Parts of the codes for bilingual co-occurrence graph constructions are from the following paper:
Rui Wang, Hai Zhao, Sabine Ploux, Bao-Liang Lu, and Masao Utiyama. 2016. "A Bilingual Graph-based Semantic Model for Statistical Machine Translation". IJCAI-2016.
Rui Wang, Hai Zhao*, Sabine Ploux*, Bao-Liang Lu, Masao Utiyama, and Eiichro Sumita, "Graph-based Bilingual Word Embedding for Statistical Machine Translation". ACM Transactions on Asian and Low-Resource Language Information Processing (TALLIP), accepted, 2018
Parts of the codes for clique extraction and dimension reduction are from the following two papers:
Sabine Ploux and Hyungsuk Ji. 2003. "A model for matching semantic maps between languages (French/English, English/French)". Computational Linguistics.
Hyungsuk Ji, Sabine Ploux and Eric Wehrli. 2003. "Lexical knowledge representation with contexonyms". MT summit.
Corpus preparation:
For monolingual embedding, the corpus is just the raw monolingual corpus. Such as:
"le thème du bonheur devient à la mode parmi les chercheurs ."
For bilingual embedding, the corpus is a combination of a foreign sentence and a target sentence. Such as:
"le thème du bonheur devient à la mode parmi les chercheurs . there is a huge wave of interest in happiness , among researchers ."

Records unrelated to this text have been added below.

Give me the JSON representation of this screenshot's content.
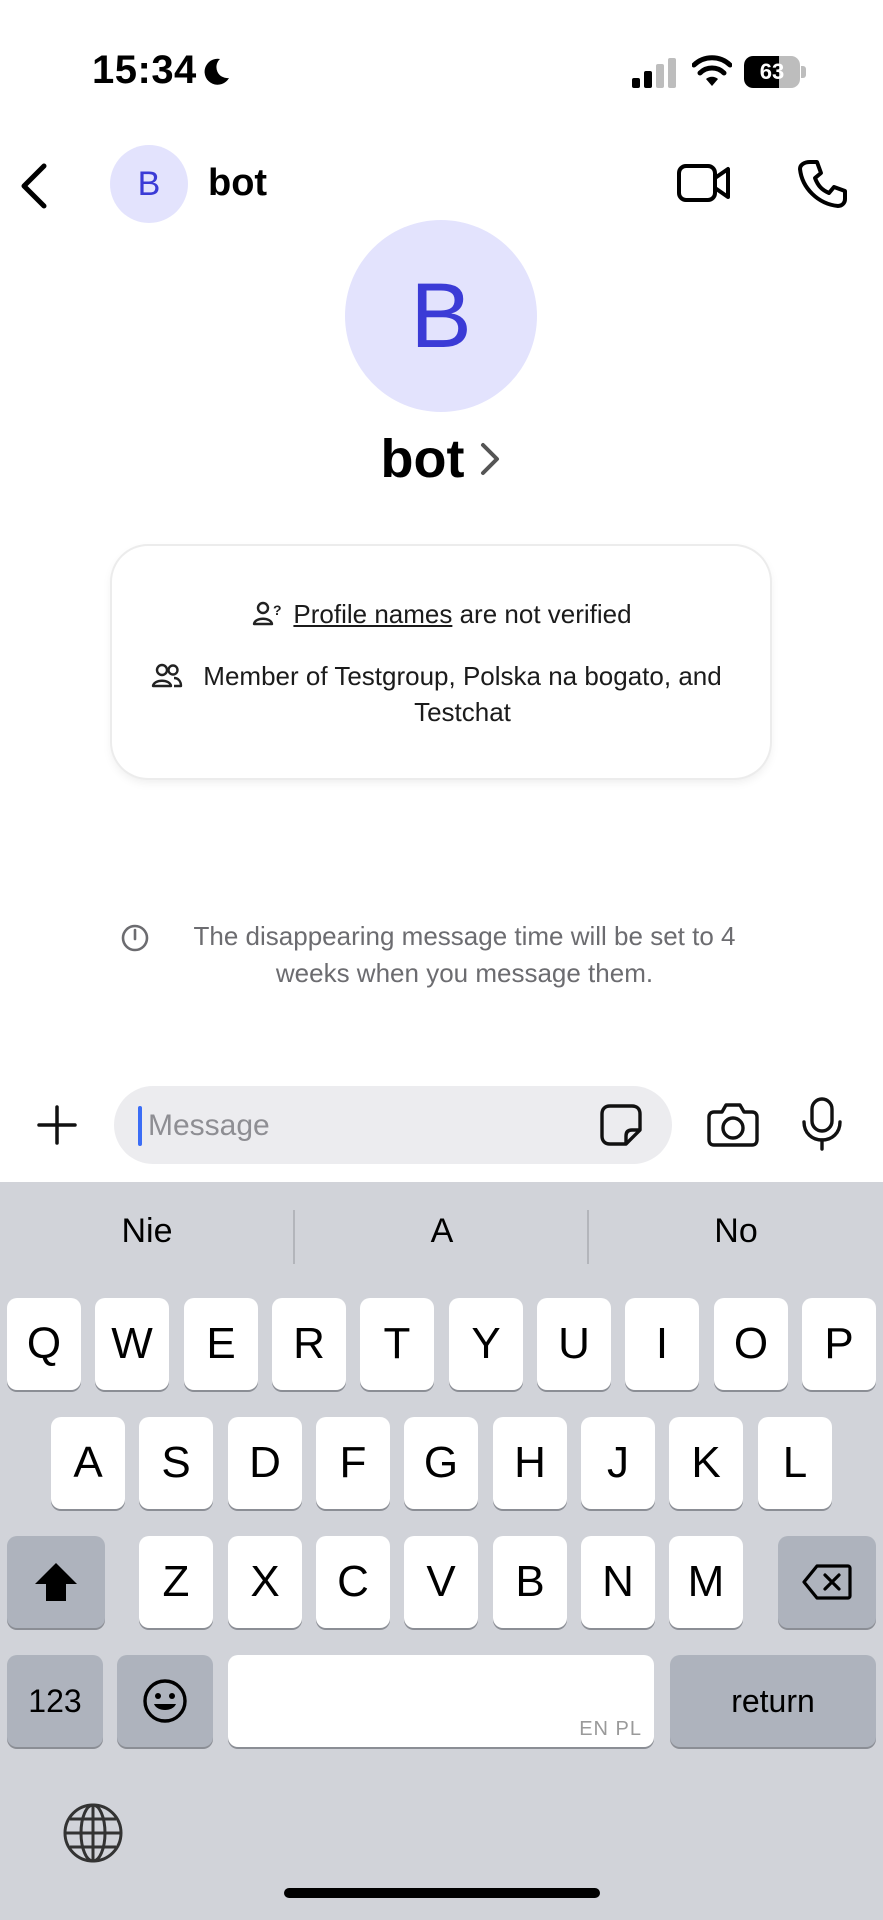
{
  "status_bar": {
    "time": "15:34",
    "battery": "63",
    "battery_level": 0.63
  },
  "header": {
    "back_icon": "chevron-left-icon",
    "avatar_initial": "B",
    "title": "bot",
    "video_icon": "video-camera-icon",
    "call_icon": "phone-icon"
  },
  "profile": {
    "avatar_initial": "B",
    "name": "bot"
  },
  "info_card": {
    "verified_prefix": "Profile names",
    "verified_suffix": " are not verified",
    "members": "Member of Testgroup, Polska na bogato, and Testchat"
  },
  "disappearing_notice": "The disappearing message time will be set to 4 weeks when you message them.",
  "composer": {
    "placeholder": "Message",
    "value": ""
  },
  "keyboard": {
    "suggestions": [
      "Nie",
      "A",
      "No"
    ],
    "row1": [
      "Q",
      "W",
      "E",
      "R",
      "T",
      "Y",
      "U",
      "I",
      "O",
      "P"
    ],
    "row2": [
      "A",
      "S",
      "D",
      "F",
      "G",
      "H",
      "J",
      "K",
      "L"
    ],
    "row3": [
      "Z",
      "X",
      "C",
      "V",
      "B",
      "N",
      "M"
    ],
    "numbers_label": "123",
    "return_label": "return",
    "space_hint": "EN PL"
  },
  "colors": {
    "accent": "#3b3bd6",
    "avatar_bg": "#e3e3fd",
    "keyboard_bg": "#d1d3d9"
  }
}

There are some perl files for PMI based graph constructions.
statistic.pl: This is for counting the co-occurrences of words in a bilingual corpus.
co_occur_filter.pl: This is for filtering the co-occurrence graph using PMI information.
##gcc version 4.4.7
cd ./src
make
This will create the following executable files:
sym: This is for final Contexonym graph construction.
In particular, vs_dicos.F-mono is a toy monolingual Contexonym graph and vs_dicos.F is a toy bilingual Contexonym graph.
index: This is for the index of the final Contexonym graph.
In particular, index.arb.F and index.arb.F-mono are the index files of vs_dicos.F and vs_dicos.F-mono, respectively.
Please rename the Contexonym graph created by "sym" into "vs_dicos.F" and the index file created by "index" into "index.arb.F".
clique: This is for clique extraction.
Usage: ./clique work_e F F work_e
This will create several files, typically:
work_e.syn: all of the Contexonym words.
work_e.doc: the document information of clique extraction.
work_e.cli: The cliques.
ca: The Correspondence Analysis (CA) dimension reduction method.
Usage: ./ca work_e
This will create mainly two files:
work_e.cpc: The vectors for cliques
work_e.cps: The vectors for words
Typically, the 6-dimension vectors of work_e.cpc and work_e.cps are corresponding to the clique/word order in work_e.cli and work_e.syn.